Tens tu notícia do equilíbrio das nuvens e das maravilhas daquele que é perfeito em conhecimento?

 (Jó 37:16)

            Entendimento é palavra usada na esfera da sabedoria e literatura sapiencial.  Ser prudente, agir sabiamente, prestar atenção, ponderar, discernir são termos que não podem faltar no dicionário prático da vida de quem busca prosperar em tudo que põe a mão.

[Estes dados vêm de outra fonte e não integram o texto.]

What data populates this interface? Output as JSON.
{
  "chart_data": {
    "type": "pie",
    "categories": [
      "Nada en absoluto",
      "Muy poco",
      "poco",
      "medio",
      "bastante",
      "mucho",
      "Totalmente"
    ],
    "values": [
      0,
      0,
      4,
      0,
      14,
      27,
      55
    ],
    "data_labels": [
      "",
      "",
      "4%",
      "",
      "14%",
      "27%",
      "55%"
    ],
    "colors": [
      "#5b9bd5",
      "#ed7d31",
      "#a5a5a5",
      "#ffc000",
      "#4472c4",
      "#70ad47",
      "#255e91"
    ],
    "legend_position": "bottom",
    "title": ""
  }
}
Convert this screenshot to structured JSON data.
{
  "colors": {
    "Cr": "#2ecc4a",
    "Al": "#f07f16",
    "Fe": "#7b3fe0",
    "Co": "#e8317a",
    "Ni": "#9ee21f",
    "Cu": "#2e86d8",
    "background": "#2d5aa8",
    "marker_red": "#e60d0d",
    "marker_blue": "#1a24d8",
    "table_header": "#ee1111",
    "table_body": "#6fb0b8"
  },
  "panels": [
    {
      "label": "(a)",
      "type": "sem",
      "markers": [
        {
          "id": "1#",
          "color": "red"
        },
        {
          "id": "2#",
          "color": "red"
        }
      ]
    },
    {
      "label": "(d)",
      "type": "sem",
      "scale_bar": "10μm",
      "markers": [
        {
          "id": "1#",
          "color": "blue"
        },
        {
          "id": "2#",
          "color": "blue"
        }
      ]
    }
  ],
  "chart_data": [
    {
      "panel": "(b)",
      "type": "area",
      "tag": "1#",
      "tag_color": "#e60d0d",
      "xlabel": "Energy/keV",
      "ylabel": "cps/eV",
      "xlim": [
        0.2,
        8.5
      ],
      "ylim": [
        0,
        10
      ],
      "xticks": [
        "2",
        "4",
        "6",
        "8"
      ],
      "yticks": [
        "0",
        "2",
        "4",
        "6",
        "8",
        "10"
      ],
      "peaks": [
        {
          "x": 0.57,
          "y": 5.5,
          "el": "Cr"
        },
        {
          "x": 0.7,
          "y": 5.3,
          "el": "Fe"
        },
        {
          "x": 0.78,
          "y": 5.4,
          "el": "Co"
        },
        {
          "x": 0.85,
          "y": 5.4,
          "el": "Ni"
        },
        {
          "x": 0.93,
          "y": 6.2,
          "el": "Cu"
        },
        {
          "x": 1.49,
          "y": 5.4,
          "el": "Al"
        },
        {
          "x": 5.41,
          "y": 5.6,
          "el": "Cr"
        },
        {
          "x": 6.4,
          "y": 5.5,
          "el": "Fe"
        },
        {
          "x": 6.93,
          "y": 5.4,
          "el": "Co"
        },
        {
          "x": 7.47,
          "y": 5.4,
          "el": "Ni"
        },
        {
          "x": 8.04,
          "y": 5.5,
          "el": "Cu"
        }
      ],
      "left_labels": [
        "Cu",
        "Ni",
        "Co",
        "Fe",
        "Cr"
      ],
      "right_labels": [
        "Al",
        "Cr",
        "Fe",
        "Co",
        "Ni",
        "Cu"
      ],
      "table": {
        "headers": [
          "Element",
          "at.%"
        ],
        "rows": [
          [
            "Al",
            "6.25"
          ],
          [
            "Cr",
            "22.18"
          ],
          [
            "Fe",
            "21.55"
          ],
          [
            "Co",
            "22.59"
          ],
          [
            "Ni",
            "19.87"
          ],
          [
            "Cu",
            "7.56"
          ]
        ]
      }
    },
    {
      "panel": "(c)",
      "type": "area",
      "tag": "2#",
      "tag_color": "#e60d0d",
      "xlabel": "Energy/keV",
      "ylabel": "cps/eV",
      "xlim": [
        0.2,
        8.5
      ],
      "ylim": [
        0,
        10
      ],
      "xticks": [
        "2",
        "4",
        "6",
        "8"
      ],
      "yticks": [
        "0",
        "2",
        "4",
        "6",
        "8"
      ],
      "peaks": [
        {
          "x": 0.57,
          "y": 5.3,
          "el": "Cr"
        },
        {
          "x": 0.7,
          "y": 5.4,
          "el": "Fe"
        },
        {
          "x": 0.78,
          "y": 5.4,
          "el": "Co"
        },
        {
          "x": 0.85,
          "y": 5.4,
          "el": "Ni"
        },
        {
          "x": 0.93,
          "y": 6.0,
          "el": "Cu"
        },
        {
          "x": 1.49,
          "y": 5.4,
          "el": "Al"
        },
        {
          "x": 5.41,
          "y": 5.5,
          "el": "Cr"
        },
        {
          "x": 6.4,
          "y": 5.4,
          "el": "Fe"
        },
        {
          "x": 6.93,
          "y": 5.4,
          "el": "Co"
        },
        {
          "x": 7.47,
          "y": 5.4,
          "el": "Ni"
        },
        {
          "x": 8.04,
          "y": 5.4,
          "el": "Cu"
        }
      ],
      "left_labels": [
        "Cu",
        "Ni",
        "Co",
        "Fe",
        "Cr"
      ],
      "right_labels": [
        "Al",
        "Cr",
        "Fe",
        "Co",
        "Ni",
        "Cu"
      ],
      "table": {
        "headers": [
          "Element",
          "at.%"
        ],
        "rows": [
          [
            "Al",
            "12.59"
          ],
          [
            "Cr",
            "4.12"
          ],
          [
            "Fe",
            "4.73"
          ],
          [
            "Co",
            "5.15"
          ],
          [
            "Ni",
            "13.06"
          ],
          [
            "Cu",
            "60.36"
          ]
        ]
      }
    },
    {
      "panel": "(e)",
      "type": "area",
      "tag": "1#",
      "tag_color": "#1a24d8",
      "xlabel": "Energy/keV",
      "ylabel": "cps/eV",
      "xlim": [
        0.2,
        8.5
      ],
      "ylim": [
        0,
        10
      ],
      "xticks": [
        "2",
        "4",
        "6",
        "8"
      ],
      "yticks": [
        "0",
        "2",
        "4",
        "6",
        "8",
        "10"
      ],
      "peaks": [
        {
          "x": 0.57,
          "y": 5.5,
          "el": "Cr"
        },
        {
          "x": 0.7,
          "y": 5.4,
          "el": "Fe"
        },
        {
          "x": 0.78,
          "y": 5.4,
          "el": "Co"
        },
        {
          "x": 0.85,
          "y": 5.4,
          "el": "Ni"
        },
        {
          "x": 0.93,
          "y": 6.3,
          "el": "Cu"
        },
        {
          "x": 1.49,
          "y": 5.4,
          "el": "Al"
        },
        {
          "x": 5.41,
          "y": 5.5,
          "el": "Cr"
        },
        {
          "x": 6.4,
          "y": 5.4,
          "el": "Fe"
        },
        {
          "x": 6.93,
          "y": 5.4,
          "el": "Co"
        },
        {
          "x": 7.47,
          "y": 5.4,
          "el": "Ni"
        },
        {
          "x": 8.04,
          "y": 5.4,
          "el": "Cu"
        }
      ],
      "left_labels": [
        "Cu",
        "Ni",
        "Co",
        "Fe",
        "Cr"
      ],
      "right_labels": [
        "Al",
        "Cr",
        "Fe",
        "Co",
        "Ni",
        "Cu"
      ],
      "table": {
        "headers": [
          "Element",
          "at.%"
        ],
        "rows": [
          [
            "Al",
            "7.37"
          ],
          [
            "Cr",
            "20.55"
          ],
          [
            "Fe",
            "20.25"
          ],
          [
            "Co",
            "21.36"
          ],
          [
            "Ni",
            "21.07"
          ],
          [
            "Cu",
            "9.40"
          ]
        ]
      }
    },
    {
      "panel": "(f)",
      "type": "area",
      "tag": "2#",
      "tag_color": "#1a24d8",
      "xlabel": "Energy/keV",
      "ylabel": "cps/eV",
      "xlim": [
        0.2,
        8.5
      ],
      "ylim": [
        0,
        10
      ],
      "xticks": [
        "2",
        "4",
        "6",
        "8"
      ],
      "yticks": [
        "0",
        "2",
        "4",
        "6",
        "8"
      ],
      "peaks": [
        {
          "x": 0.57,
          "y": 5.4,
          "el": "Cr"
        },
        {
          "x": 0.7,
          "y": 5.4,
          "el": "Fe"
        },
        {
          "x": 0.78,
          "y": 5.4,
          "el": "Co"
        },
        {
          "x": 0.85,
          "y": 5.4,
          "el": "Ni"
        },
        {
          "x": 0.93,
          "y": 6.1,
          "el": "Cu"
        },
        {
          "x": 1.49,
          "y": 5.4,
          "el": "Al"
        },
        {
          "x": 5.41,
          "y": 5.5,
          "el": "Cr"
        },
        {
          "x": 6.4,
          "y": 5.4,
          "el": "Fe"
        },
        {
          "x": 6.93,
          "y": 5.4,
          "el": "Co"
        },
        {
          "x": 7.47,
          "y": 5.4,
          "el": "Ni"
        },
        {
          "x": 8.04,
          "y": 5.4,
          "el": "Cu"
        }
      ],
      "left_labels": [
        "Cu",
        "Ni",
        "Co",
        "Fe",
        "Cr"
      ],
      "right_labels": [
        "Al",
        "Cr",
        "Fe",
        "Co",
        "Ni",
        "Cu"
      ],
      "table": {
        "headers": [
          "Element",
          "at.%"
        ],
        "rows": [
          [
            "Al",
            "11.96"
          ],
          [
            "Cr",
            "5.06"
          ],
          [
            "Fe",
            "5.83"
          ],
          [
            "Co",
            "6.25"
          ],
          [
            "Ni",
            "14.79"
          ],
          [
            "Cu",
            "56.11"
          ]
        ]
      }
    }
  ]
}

            Mas de onde vem o entendimento prático? Para vencer os obstáculos que a vida coloca frente à caminhada diária é preciso conhecer o autor da sabedoria.

Assim diz o Senhor: Não se glorie o sábio na sua sabedoria, nem o forte, na sua força, nem o rico, nas suas riquezas. Mas o que se gloriar, glorie-se nisso: em me conhecer e saber que eu sou o Senhor e faço misericórdia, justiça e juízo na terra.

 (Jr. 9:23)

            Deus dá um recado aos moradores de Judá pela boca de Jeremias. Avisa que nada sabiam e que recursos materiais jamais pontuariam um conhecimento de Deus. Era preciso ter humildade em reconhecer que perfeição em conhecimento é atributo exclusivamente divino. Sem misericórdia, a sabedoria perde o valor.

 

Mas o meu espírito me obriga a responder segundo o meu entendimento.

 (Jó 20:3)

            Jó respondeu às interrogações de seus amigos e falou acerca de Deus conforme o conhecimento que tinha antes de seu sofrimento. Mas depois que viu a impotência humana frente aos ataques de inimigos espirituais, compreendeu que nada sabia. Nem mesmo notícia do equilíbrio das nuvens, ou onde se encontrava quando os fundamentos da terra foram lançados.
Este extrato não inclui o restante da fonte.